View attachment 770482


----------



## Altairss (Sep 7, 2012)

Congratulations guys that is fantastic. Wonderful job!


----------



## 4goldengirls (Jun 10, 2014)

Wow!! That is wonderful. Congratulations. I just love the photos.


----------



## ArchersMom (May 22, 2013)

Congratulations! For people new to agility, what is the abbreviation for? I thought the ACH was Agility Champion?


----------



## aesthetic (Apr 23, 2015)

ArchersMom said:


> Congratulations! For people new to agility, what is the abbreviation for? I thought the ACH was Agility Champion?


I think PACH is preferred Agility Champion


----------



## ArchersMom (May 22, 2013)

aesthetic said:


> I think PACH is preferred Agility Champion


Thanks. I wasn't sure if Preferred was just an Obedience thing or not.


----------



## brianne (Feb 18, 2012)

Wow! What a wonderful accomplishment - Congratulations to you both!

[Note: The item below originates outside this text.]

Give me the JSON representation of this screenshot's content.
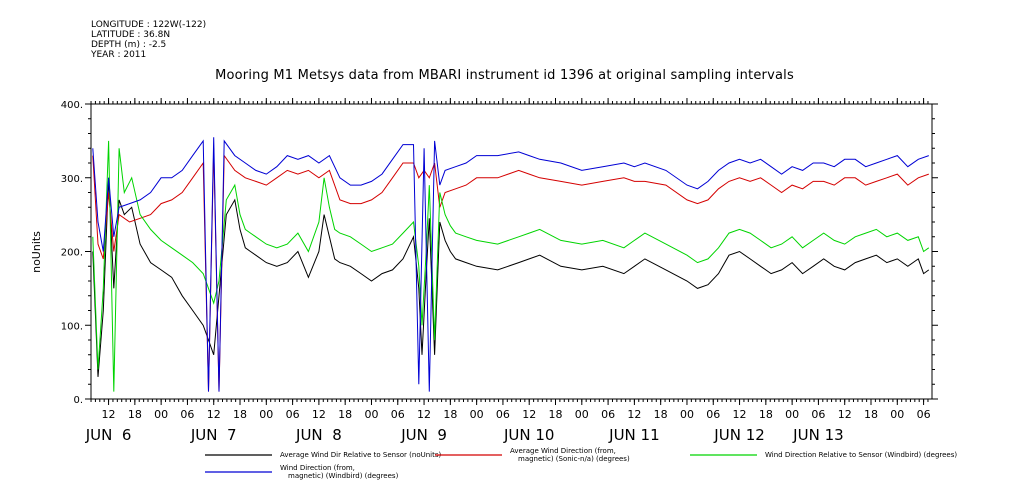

And may I say that Cooper is so very handsome!!


----------



## fourlakes (Feb 16, 2013)

Big congratulations to you and Cooper!


----------



## Eclipse (Apr 21, 2014)

Yes, PACH is the Preferred championship. Congrats on your accomplishment! That is a really nice ribbon too, I love it! =D I hope someone videoed the moment for you!


----------



## CAROLINA MOM (May 12, 2009)

Congratulations to you and Cooper!


----------



## KKaren (Oct 29, 2014)

Congratulations!! So very impressive. What a great accomplishment


----------



## Neeko13 (Jul 10, 2010)

Way to go Cooper and Rita!!! The dynamic duo....


----------



## hotel4dogs (Sep 29, 2008)

Way to go!


----------



## LynnC (Nov 14, 2015)

Congratulations to both of you!


----------



## AmberSunrise (Apr 1, 2009)

Just seeing this, but wanted to post

WOOHOOO  Congratulations !


----------



## MaureenM (Sep 20, 2011)

Wow! That's awesome! Congratulations to you both!


----------



## Rundlemtn (Jan 16, 2015)

Congratulations! How exciting for you both!


----------



## ceegee (Mar 26, 2015)

Congratulations!


----------



## Neeko13 (Jul 10, 2010)

Congrats again.....Neeko wants to know if Cooper needs help carrying around that awesome ribbon?????:wink2::wink2::wink2::wink2:


----------